Mathematical induction is a powerful proof technique used to establish the validity of statements over a set of natural numbers. Think of it as a chain reaction -- once you prove it true for one case, you can prove it true for all subsequent cases. It involves two key steps:

• **Base Case:** First, you verify that the statement holds for an initial value, usually \( n = 1 \). For our problem, when \( n = 1 \), \( \overline{z^1} = \overline{z} = (\bar{z})^1 \).
• **Induction Step:** Next, you assume it's true for \( n = k \), and use this to show it's true for \( n = k+1 \). This "domino effect" ensures if the base case is true, all subsequent cases are true too. Here, we assumed \( \overline{z^k} = (\bar{z})^k \) true and proved \( \overline{z^{k+1}} = (\bar{z})^{k+1} \).

Mathematical induction helps establish the validity of statements concerning sums, sequences, series, and other iteratively defined constructs in mathematics, and it's a crucial tool for proving the properties of complex numbers.

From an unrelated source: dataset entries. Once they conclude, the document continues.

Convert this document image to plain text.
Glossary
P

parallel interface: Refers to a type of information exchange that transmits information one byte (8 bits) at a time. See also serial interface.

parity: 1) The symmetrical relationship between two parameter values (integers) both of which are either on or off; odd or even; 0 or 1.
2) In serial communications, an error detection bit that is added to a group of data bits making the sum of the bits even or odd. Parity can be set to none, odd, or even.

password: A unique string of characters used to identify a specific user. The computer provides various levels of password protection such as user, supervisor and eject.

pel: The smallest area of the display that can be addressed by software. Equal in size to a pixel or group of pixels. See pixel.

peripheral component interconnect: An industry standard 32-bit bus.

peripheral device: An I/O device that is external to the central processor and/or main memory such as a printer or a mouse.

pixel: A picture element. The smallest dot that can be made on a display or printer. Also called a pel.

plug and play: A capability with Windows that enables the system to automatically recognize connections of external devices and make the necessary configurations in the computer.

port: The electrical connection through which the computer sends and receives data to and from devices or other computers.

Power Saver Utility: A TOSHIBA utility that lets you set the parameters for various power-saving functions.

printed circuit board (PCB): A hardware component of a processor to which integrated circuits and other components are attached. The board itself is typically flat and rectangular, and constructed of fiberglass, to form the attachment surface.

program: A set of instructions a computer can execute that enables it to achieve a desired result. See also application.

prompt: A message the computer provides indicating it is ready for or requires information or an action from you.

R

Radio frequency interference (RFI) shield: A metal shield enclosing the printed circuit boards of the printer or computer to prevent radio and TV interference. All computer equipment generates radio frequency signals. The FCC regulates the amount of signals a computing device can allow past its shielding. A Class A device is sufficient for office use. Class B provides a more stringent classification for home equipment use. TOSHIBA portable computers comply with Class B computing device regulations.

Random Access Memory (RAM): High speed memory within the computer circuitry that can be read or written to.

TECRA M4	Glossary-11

Sum and Product of Complex Numbers

The sum and product of complex numbers are straightforward yet essential calculations. Understanding these operations is key to mastering complex number manipulations. When adding two complex numbers, \( z = a + bi \) and \( z' = c + di \), the sum is simply \( z + z' = (a+c) + (b+d)i \). Notice that both the real and imaginary parts are added separately.

• **Sum of Complex Numbers:** An important aspect of summing complex numbers is that their order of addition doesn't change the result. It's commutative, just like regular addition. The linearity of conjugation concerning sums, \( \overline{z + z'} = \bar{z} + \bar{z'} \), also plays a role here.
• **Product of Complex Numbers:** The product involves distributing terms, generally calculated as \( zz' = ac - bd + (ad + bc)i \). Again, the order doesn't matter due to commutativity, and properties like \( \overline{zz'} = \bar{z} \cdot \bar{z'} \) highlight the consistency of conjugative properties.

These operations extend to various algebraic methods, such as solving systems of equations or evaluating polynomial expressions involving complex numbers, making it essential to grasp how these sums and products are handled in practice.